5. DIMENSIONNEMENT DU SERVICE
Des entretiens auprès de collectivités situées en 1re ou 2e couronne d’agglomération révèlent que généralement un ratio d’environ 10 vélos pour 10 000 habitants s’avère convenable au lancement du service, mais devient rapidement insuffisant face à la demande croissante des usagers. Il est alors nécessaire d’augmenter progressivement ce ratio pour trouver le bon équilibre, parfois jusqu’à 20 vélos pour 10 000 habitants. Tout territoire confondu (milieux urbain et peu dense), le parc moyen constaté est de 30 vélos/10 000 habitants d’après une étude de l’ADEME (2019). De plus, la composition de la flotte de vélos doit être adaptée aux motifs de déplacement, usagers cibles du service et spécificités du territoire. Il est donc préconisé de proposer une flotte mixte de vélos classiques et de VAE, voire des vélos cargos (vélos utilitaires ou pour transport d’enfants), pliants ou pour enfants (selon les besoins identifiés), tous convenablement équipés (puissance et autonomie de la batterie, qualité des freins…), pratiques (panier, garde-boue) et confortables. Il est également important de considérer la mise en place d’une offre de vélos adaptés aux Personnes à mobilité réduite (PMR).
6. EXEMPLE DU SERVICE DU GAL SUD MAYENNE
Le GAL Sud Mayenne regroupe trois intercommunalités situées en territoire peu dense (50 habitants / km2) entre Laval et Angers. Cette structure est engagée dans une politique énergie-climat territoriale avec une forte ambition de développement d’un territoire à énergie positive. Après la découverte du service de VLD du Val d’Ille Aubigné, le GAL Sud Mayenne a décidé de mettre en oeuvre un service similaire pour promouvoir une alternative durable et économe en énergie aux déplacements automobiles pour les trajets domicile-travail de courte distance. En 2017, le GAL Sud Mayenne déploie un service de VLD sur une seule communauté de communes. Au démarrage, le service compte 30 VAE disposant d’une autonomie de 80 km et équipés d’un antivol et d’un panier.

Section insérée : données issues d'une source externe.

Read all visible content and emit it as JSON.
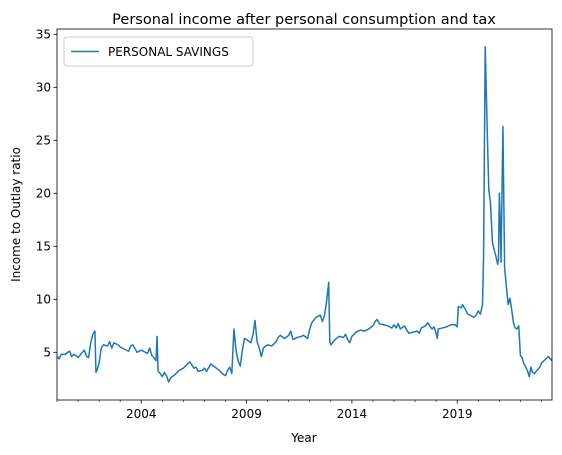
{
  "chart_data": {
    "type": "line",
    "title": "Personal income after personal consumption and tax",
    "xlabel": "Year",
    "ylabel": "Income to Outlay ratio",
    "xlim": [
      2000.0,
      2023.5
    ],
    "ylim": [
      0.5,
      35.5
    ],
    "x_ticks": [
      2004,
      2009,
      2014,
      2019
    ],
    "y_ticks": [
      5,
      10,
      15,
      20,
      25,
      30,
      35
    ],
    "grid": false,
    "legend_position": "top-left",
    "series": [
      {
        "name": "PERSONAL SAVINGS",
        "color": "#1f77b4",
        "points": [
          [
            2000.0,
            4.6
          ],
          [
            2000.1,
            4.4
          ],
          [
            2000.2,
            4.8
          ],
          [
            2000.4,
            4.8
          ],
          [
            2000.5,
            5.0
          ],
          [
            2000.6,
            5.1
          ],
          [
            2000.7,
            4.6
          ],
          [
            2000.8,
            4.8
          ],
          [
            2000.9,
            4.7
          ],
          [
            2001.0,
            4.5
          ],
          [
            2001.2,
            5.0
          ],
          [
            2001.3,
            5.2
          ],
          [
            2001.4,
            4.6
          ],
          [
            2001.5,
            4.5
          ],
          [
            2001.6,
            5.9
          ],
          [
            2001.7,
            6.7
          ],
          [
            2001.8,
            7.0
          ],
          [
            2001.85,
            3.1
          ],
          [
            2001.9,
            3.3
          ],
          [
            2002.0,
            4.0
          ],
          [
            2002.1,
            5.4
          ],
          [
            2002.2,
            5.7
          ],
          [
            2002.4,
            5.6
          ],
          [
            2002.5,
            6.0
          ],
          [
            2002.6,
            5.4
          ],
          [
            2002.7,
            5.9
          ],
          [
            2002.9,
            5.7
          ],
          [
            2003.0,
            5.5
          ],
          [
            2003.2,
            5.3
          ],
          [
            2003.4,
            5.1
          ],
          [
            2003.5,
            5.6
          ],
          [
            2003.6,
            5.7
          ],
          [
            2003.8,
            5.0
          ],
          [
            2004.0,
            5.2
          ],
          [
            2004.2,
            5.0
          ],
          [
            2004.3,
            4.9
          ],
          [
            2004.4,
            5.4
          ],
          [
            2004.5,
            4.7
          ],
          [
            2004.6,
            4.5
          ],
          [
            2004.7,
            4.2
          ],
          [
            2004.75,
            6.5
          ],
          [
            2004.8,
            3.2
          ],
          [
            2004.9,
            3.0
          ],
          [
            2005.0,
            2.7
          ],
          [
            2005.1,
            3.1
          ],
          [
            2005.2,
            2.8
          ],
          [
            2005.3,
            2.2
          ],
          [
            2005.4,
            2.6
          ],
          [
            2005.6,
            2.9
          ],
          [
            2005.8,
            3.3
          ],
          [
            2006.0,
            3.5
          ],
          [
            2006.2,
            3.9
          ],
          [
            2006.3,
            4.1
          ],
          [
            2006.4,
            3.8
          ],
          [
            2006.5,
            3.5
          ],
          [
            2006.6,
            3.6
          ],
          [
            2006.7,
            3.2
          ],
          [
            2006.9,
            3.3
          ],
          [
            2007.0,
            3.5
          ],
          [
            2007.1,
            3.2
          ],
          [
            2007.3,
            3.9
          ],
          [
            2007.5,
            3.6
          ],
          [
            2007.7,
            3.3
          ],
          [
            2007.9,
            2.9
          ],
          [
            2008.0,
            2.8
          ],
          [
            2008.1,
            3.3
          ],
          [
            2008.2,
            3.6
          ],
          [
            2008.3,
            3.0
          ],
          [
            2008.4,
            7.2
          ],
          [
            2008.5,
            5.2
          ],
          [
            2008.6,
            4.2
          ],
          [
            2008.7,
            3.7
          ],
          [
            2008.8,
            5.2
          ],
          [
            2008.9,
            6.3
          ],
          [
            2009.0,
            6.2
          ],
          [
            2009.2,
            5.9
          ],
          [
            2009.3,
            6.6
          ],
          [
            2009.4,
            8.0
          ],
          [
            2009.5,
            6.0
          ],
          [
            2009.6,
            5.4
          ],
          [
            2009.7,
            4.6
          ],
          [
            2009.8,
            5.4
          ],
          [
            2009.9,
            5.6
          ],
          [
            2010.0,
            5.7
          ],
          [
            2010.2,
            5.6
          ],
          [
            2010.4,
            6.0
          ],
          [
            2010.5,
            6.4
          ],
          [
            2010.6,
            6.6
          ],
          [
            2010.8,
            6.3
          ],
          [
            2011.0,
            6.6
          ],
          [
            2011.1,
            7.0
          ],
          [
            2011.2,
            6.2
          ],
          [
            2011.4,
            6.4
          ],
          [
            2011.6,
            6.5
          ],
          [
            2011.7,
            6.6
          ],
          [
            2011.9,
            6.3
          ],
          [
            2012.0,
            7.2
          ],
          [
            2012.1,
            7.8
          ],
          [
            2012.3,
            8.3
          ],
          [
            2012.5,
            8.5
          ],
          [
            2012.6,
            7.9
          ],
          [
            2012.7,
            8.5
          ],
          [
            2012.8,
            9.8
          ],
          [
            2012.9,
            11.6
          ],
          [
            2012.95,
            6.0
          ],
          [
            2013.0,
            5.7
          ],
          [
            2013.2,
            6.2
          ],
          [
            2013.4,
            6.5
          ],
          [
            2013.6,
            6.4
          ],
          [
            2013.7,
            6.7
          ],
          [
            2013.8,
            6.2
          ],
          [
            2013.9,
            5.9
          ],
          [
            2014.0,
            6.5
          ],
          [
            2014.2,
            6.9
          ],
          [
            2014.4,
            7.1
          ],
          [
            2014.6,
            7.0
          ],
          [
            2014.8,
            7.2
          ],
          [
            2015.0,
            7.5
          ],
          [
            2015.1,
            7.9
          ],
          [
            2015.2,
            8.1
          ],
          [
            2015.3,
            7.7
          ],
          [
            2015.5,
            7.6
          ],
          [
            2015.7,
            7.5
          ],
          [
            2015.9,
            7.3
          ],
          [
            2016.0,
            7.6
          ],
          [
            2016.1,
            7.3
          ],
          [
            2016.2,
            7.7
          ],
          [
            2016.3,
            7.2
          ],
          [
            2016.5,
            7.5
          ],
          [
            2016.6,
            7.1
          ],
          [
            2016.7,
            6.8
          ],
          [
            2016.9,
            6.9
          ],
          [
            2017.1,
            7.0
          ],
          [
            2017.2,
            6.8
          ],
          [
            2017.3,
            7.3
          ],
          [
            2017.5,
            7.5
          ],
          [
            2017.6,
            7.8
          ],
          [
            2017.7,
            7.5
          ],
          [
            2017.8,
            7.2
          ],
          [
            2017.9,
            7.4
          ],
          [
            2018.0,
            6.8
          ],
          [
            2018.05,
            6.3
          ],
          [
            2018.1,
            7.2
          ],
          [
            2018.3,
            7.3
          ],
          [
            2018.5,
            7.4
          ],
          [
            2018.7,
            7.6
          ],
          [
            2018.9,
            7.6
          ],
          [
            2019.0,
            7.4
          ],
          [
            2019.05,
            9.3
          ],
          [
            2019.2,
            9.2
          ],
          [
            2019.25,
            9.5
          ],
          [
            2019.4,
            9.0
          ],
          [
            2019.5,
            8.6
          ],
          [
            2019.7,
            8.4
          ],
          [
            2019.8,
            8.3
          ],
          [
            2019.9,
            8.5
          ],
          [
            2020.0,
            8.9
          ],
          [
            2020.1,
            8.6
          ],
          [
            2020.2,
            9.5
          ],
          [
            2020.25,
            13.7
          ],
          [
            2020.33,
            33.8
          ],
          [
            2020.42,
            26.3
          ],
          [
            2020.5,
            20.3
          ],
          [
            2020.58,
            19.1
          ],
          [
            2020.67,
            15.4
          ],
          [
            2020.75,
            14.7
          ],
          [
            2020.83,
            14.1
          ],
          [
            2020.92,
            13.3
          ],
          [
            2020.96,
            13.8
          ],
          [
            2021.0,
            20.0
          ],
          [
            2021.04,
            17.5
          ],
          [
            2021.08,
            13.5
          ],
          [
            2021.17,
            26.3
          ],
          [
            2021.25,
            13.0
          ],
          [
            2021.33,
            11.3
          ],
          [
            2021.42,
            9.5
          ],
          [
            2021.5,
            10.1
          ],
          [
            2021.58,
            9.1
          ],
          [
            2021.67,
            7.8
          ],
          [
            2021.75,
            7.3
          ],
          [
            2021.83,
            7.2
          ],
          [
            2021.92,
            7.5
          ],
          [
            2022.0,
            4.7
          ],
          [
            2022.08,
            4.5
          ],
          [
            2022.17,
            3.9
          ],
          [
            2022.25,
            3.6
          ],
          [
            2022.33,
            3.3
          ],
          [
            2022.42,
            2.7
          ],
          [
            2022.5,
            3.6
          ],
          [
            2022.58,
            3.1
          ],
          [
            2022.67,
            3.0
          ],
          [
            2022.75,
            3.2
          ],
          [
            2022.83,
            3.4
          ],
          [
            2022.92,
            3.6
          ],
          [
            2023.0,
            4.0
          ],
          [
            2023.17,
            4.3
          ],
          [
            2023.33,
            4.6
          ],
          [
            2023.5,
            4.2
          ]
        ]
      }
    ]
  }
}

À l’automne 2020, la flotte atteint 120 VAE répartis sur les trois intercommunalités. Le coût total de l’investissement en matériel roulant s’élève à 168 k€ sur 3 ans, soit environ 1 400 € par VAE. L’investissement a été financé à hauteur de 66 % par des subventions TEPCV sur la période 2017-2019. Une aide de la Région Pays de la Loire a permis l’achat de VAE supplémentaires en 2020 et 2021. Le GAL Sud Mayenne parvient globalement à équilibrer les coûts d’exploitation de son service de VLD. Pour 2020, en contrepartie des 34 000 € de recettes du service, GAL Sud Mayenne a dépensé 8 k€ pour entretien des vélos et 3 000 € pour ses actions d’animations et communication (hors frais de personnel), et des frais de gestion, difficiles à estimer, mais qui couvrent globalement les salaires de 0,2 ETP. Le bilan du service est très positif, la demande d’adhésion au service est toujours supérieure à l’offre. Le GAL Sud Mayenne entame des réflexions d’adaptation de son service. Elle envisage notamment d’expérimenter un service vélo en libre-service à la journée, de créer un service de VLD de plus courte durée (1 semaine à 1 mois) où de proposer une nouvelle offre vélo cargo et vélo pliant.

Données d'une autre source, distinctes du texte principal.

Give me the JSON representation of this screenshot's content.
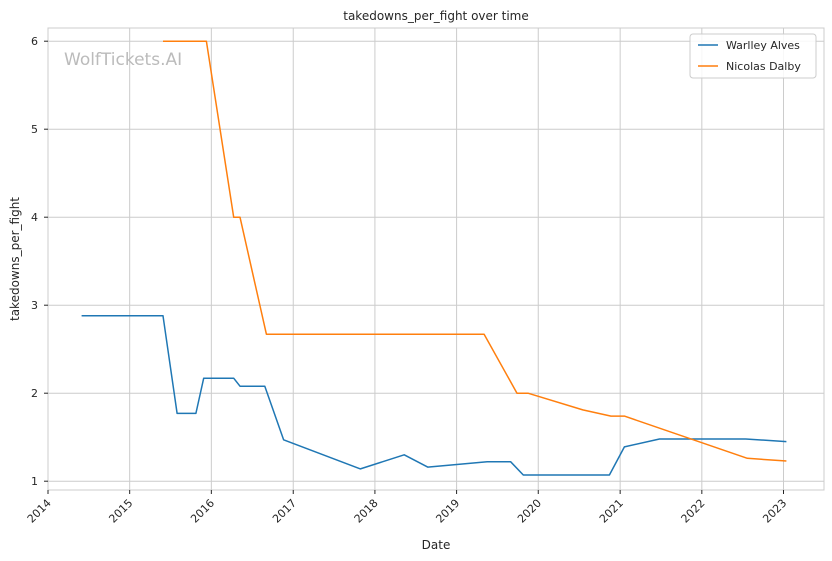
{
  "chart_data": {
    "type": "line",
    "title": "takedowns_per_fight over time",
    "xlabel": "Date",
    "ylabel": "takedowns_per_fight",
    "watermark": "WolfTickets.AI",
    "grid": true,
    "legend_position": "top-right",
    "x_ticks": [
      "2014",
      "2015",
      "2016",
      "2017",
      "2018",
      "2019",
      "2020",
      "2021",
      "2022",
      "2023"
    ],
    "y_ticks": [
      1,
      2,
      3,
      4,
      5,
      6
    ],
    "xlim": [
      "2014-01-01",
      "2023-07-01"
    ],
    "ylim": [
      0.9,
      6.15
    ],
    "series": [
      {
        "name": "Warlley Alves",
        "color": "#1f77b4",
        "points": [
          [
            "2014-05-31",
            2.88
          ],
          [
            "2015-05-30",
            2.88
          ],
          [
            "2015-08-01",
            1.77
          ],
          [
            "2015-10-24",
            1.77
          ],
          [
            "2015-11-28",
            2.17
          ],
          [
            "2016-04-10",
            2.17
          ],
          [
            "2016-05-08",
            2.08
          ],
          [
            "2016-08-27",
            2.08
          ],
          [
            "2016-11-19",
            1.47
          ],
          [
            "2017-10-28",
            1.14
          ],
          [
            "2018-05-12",
            1.3
          ],
          [
            "2018-08-25",
            1.16
          ],
          [
            "2019-05-18",
            1.22
          ],
          [
            "2019-08-31",
            1.22
          ],
          [
            "2019-10-26",
            1.07
          ],
          [
            "2020-11-14",
            1.07
          ],
          [
            "2021-01-20",
            1.39
          ],
          [
            "2021-06-26",
            1.48
          ],
          [
            "2022-07-16",
            1.48
          ],
          [
            "2023-01-14",
            1.45
          ]
        ]
      },
      {
        "name": "Nicolas Dalby",
        "color": "#ff7f0e",
        "points": [
          [
            "2015-05-30",
            6.0
          ],
          [
            "2015-12-10",
            6.0
          ],
          [
            "2016-04-10",
            4.0
          ],
          [
            "2016-05-08",
            4.0
          ],
          [
            "2016-09-03",
            2.67
          ],
          [
            "2019-05-04",
            2.67
          ],
          [
            "2019-09-28",
            2.0
          ],
          [
            "2019-11-16",
            2.0
          ],
          [
            "2020-07-18",
            1.81
          ],
          [
            "2020-11-21",
            1.74
          ],
          [
            "2021-01-20",
            1.74
          ],
          [
            "2022-07-23",
            1.26
          ],
          [
            "2023-01-14",
            1.23
          ]
        ]
      }
    ]
  }
}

7. EXEMPLE DU SERVICE DE LA COMMUNAUTÉ DE COMMUNES DU PAYS DE BEAUME DROBIE
La communauté de communes du Pays de Beaume-Drobie (CCPBD) est un territoire rural d’Ardèche méridionale composé de 19 communes et 8 900 habitants. En 2017, la communauté de communes a candidaté à l’appel à projets TEPCV pour obtenir un financement destiné à l’achat de VAE. L’objectif de la CCPBD est de constituer un service de VLD pour, d’une part proposer aux habitants du territoire une alternative à la voiture individuelle, et d’autre part leur permettre de tester le VAE sans en assumer la propriété, dans l’espoir que cela débouche par la suite sur de futures acquisitions de VAE. Au début de l’année 2018, la CCPBD lance son service de location de vélo avec vingt VAE, dont treize vélos à destination des habitants du territoire et sept vélos réservés à l’usage des personnels techniques.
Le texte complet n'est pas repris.